Wal-Mart hired researchers from the University of Arkansas to investigate if the use of RFID tags in the supply chain had tangible benefits for the supermarket chain. The researchers found that the use of RFID resulted in a 16 per cent reduction in out-of-stocks.

The research - which compared 12 stores equipped with RFID and 12 using barcode equipment - also found that out of stock items in RFID stores were replaced three times faster than those in barcode stores.

The retailer also reported fewer over-orders put in by staff, with manual orders dropping by 10 per cent.

Wal-Mart CIO Linda Dillman said in a statement: "This is no longer a take-it-on-faith initiative." She added that the retailer will be unveiling more RFID initiatives soon.

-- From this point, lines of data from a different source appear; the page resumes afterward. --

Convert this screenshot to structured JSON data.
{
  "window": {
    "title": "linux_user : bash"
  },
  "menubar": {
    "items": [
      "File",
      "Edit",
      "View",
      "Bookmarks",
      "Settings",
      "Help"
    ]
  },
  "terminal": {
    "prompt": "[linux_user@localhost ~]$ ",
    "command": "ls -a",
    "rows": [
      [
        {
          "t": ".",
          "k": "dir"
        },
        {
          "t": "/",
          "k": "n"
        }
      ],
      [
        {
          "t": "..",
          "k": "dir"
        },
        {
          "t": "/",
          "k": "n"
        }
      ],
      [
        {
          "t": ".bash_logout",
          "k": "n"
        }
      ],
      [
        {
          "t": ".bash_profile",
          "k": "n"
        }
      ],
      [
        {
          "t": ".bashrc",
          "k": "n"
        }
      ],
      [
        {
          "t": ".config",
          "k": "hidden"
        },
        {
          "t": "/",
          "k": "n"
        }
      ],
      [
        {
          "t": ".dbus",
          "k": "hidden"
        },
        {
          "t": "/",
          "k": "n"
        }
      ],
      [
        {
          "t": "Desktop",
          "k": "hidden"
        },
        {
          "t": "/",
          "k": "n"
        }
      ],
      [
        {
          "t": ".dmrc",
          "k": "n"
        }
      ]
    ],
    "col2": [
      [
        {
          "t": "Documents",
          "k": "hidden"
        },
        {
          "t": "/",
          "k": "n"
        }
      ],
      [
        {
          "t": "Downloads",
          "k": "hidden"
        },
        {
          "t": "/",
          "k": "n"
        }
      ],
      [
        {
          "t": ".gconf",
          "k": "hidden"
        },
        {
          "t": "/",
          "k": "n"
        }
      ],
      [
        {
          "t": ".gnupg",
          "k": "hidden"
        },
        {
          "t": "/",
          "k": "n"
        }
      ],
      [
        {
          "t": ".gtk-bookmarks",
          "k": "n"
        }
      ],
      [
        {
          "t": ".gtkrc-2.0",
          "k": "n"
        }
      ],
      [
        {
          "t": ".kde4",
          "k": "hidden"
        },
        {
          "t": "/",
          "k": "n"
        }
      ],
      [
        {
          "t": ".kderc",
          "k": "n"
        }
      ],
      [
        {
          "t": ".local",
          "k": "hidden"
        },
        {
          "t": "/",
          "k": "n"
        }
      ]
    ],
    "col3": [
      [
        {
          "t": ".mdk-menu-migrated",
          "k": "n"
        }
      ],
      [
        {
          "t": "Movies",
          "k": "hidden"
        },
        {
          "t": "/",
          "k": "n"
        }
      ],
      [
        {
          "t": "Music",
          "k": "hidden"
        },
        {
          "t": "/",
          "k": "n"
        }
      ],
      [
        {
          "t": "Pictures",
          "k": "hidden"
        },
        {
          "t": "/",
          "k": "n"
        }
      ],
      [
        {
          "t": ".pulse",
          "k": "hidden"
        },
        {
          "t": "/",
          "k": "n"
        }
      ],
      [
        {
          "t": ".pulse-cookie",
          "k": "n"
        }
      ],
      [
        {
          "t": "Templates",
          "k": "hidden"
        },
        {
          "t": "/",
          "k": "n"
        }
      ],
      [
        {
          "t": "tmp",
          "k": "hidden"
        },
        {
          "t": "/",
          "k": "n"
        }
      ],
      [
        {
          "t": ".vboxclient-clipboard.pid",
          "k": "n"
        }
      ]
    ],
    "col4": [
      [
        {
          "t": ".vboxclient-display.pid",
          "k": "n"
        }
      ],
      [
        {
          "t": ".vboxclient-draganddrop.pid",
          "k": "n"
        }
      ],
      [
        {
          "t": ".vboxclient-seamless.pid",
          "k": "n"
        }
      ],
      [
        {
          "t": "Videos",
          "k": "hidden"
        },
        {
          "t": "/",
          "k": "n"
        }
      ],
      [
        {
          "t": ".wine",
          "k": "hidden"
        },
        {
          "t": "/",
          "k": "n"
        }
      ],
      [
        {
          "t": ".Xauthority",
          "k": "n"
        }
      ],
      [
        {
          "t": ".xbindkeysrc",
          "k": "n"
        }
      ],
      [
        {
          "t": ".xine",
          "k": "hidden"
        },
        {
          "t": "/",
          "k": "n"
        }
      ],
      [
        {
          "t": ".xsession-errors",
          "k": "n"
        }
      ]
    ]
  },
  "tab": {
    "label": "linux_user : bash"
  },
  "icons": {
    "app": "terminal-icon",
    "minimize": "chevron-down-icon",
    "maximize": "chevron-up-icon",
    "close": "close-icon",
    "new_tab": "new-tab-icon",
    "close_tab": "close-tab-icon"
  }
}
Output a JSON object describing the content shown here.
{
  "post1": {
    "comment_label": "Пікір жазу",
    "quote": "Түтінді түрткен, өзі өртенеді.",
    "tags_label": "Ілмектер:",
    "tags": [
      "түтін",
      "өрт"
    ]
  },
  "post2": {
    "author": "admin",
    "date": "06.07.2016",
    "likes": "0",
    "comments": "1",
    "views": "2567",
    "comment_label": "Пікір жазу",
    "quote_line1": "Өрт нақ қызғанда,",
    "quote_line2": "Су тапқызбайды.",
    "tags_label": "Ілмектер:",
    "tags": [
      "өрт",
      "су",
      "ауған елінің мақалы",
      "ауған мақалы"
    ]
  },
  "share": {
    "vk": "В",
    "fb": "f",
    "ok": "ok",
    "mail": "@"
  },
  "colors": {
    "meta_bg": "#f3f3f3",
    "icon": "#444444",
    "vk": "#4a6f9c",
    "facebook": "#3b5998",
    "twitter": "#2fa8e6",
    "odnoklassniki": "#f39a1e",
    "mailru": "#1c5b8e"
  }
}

Wal-Mart has also announced that it will be ready to accept the next generation of RFID tags, known as Gen2, from January next year. By the middle of 2006, the retailer will stop accepting Gen1 tags.

With a problematic first rollout behind it, Wal-Mart is telling its suppliers that the second generation of tags needn't be such a strain.

Among the benefits of the next generation tag, according to Wal-Mart, is the cost - Gen2 tags will break the all-important 10 cents per tag barrier.

By the end of this month, the supermarket chain will have 200 stores and five distribution centres using RFID technology. One hundred of Wal-Mart's top suppliers now use the chips, with that number increasing to 300 in January next year.